It’s when summer comes around that the state I call home, Queensland, starts to feel like some backwater from a movie about toothless murderers. Or sometimes it feels like I’m in some weird timewarp, where the rest of the world is going through the sexual revolution and anti-Vietnam war protests and we’re the conservative town that disapproves and stays the same. We’re Pleasantville.
I refer to two little things about Queensland’s summer. The first is Daylight Savings. The rest of the galaxy has embraced it with open arms. In fact, half the people I know who have it love it so much that they want to see it extended to include the winter months. I’m sure there are a couple of whingers, but I’ve never met anyone who has DS who doesn’t love it.
Now look my fellow Banana benders, I know it’s only a fairly new idea. It’s only been around a little over half a century and you should probably wait at least 100 years before you try on new-fangled ideas. But DS is such a popular idea elsewhere that I think we should maybe just this once throw caution to the wind and try on DS. Just for a few months a year, say during summer.
I know what you’re thinking. What about the curtains? Well contrary to popular myth, it will only fade your curtains slightly more than normal summer.

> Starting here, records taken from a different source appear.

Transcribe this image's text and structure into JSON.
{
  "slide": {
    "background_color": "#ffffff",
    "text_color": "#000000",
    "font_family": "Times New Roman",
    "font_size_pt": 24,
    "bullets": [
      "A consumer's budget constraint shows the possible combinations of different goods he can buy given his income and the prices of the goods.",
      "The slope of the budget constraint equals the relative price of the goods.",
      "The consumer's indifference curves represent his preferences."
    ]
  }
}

A French friend once asked me astonishedly why we didn’t have DS. I explained to her it was something to do with the farmers getting upset because it would confuse the cows who had to be milked at regular hours.
“But we have cows in France too you know,” she replied, confused by my Smart State logic.
Now the next thing is an all year round thing, but during summer I drink a lot more water than at other times of the year so I notice it more. Fluoride in the water. Now I can understand your fears, my fellow Pineapple Heads. We’ve all seen how many millions of Australians die every year from fluoride related diseases in towns that put fluoride into their water. It’s bad enough that they put fluoride in children’s toothpaste, but surely they don’t have to put it in the water too. Don’t we have enough to have to protect our kids from without poisoning the water system, I hear you ask. But the truth is that once your body develops a tolerance for fluoride, you should find that you only get a little sick from drinking the tap water. The occasional bout of vomiting and cooties, but generally you’ll be fine. I promise. I haven’t had to be hospitalised for fluoride overdose in at least 5 years now.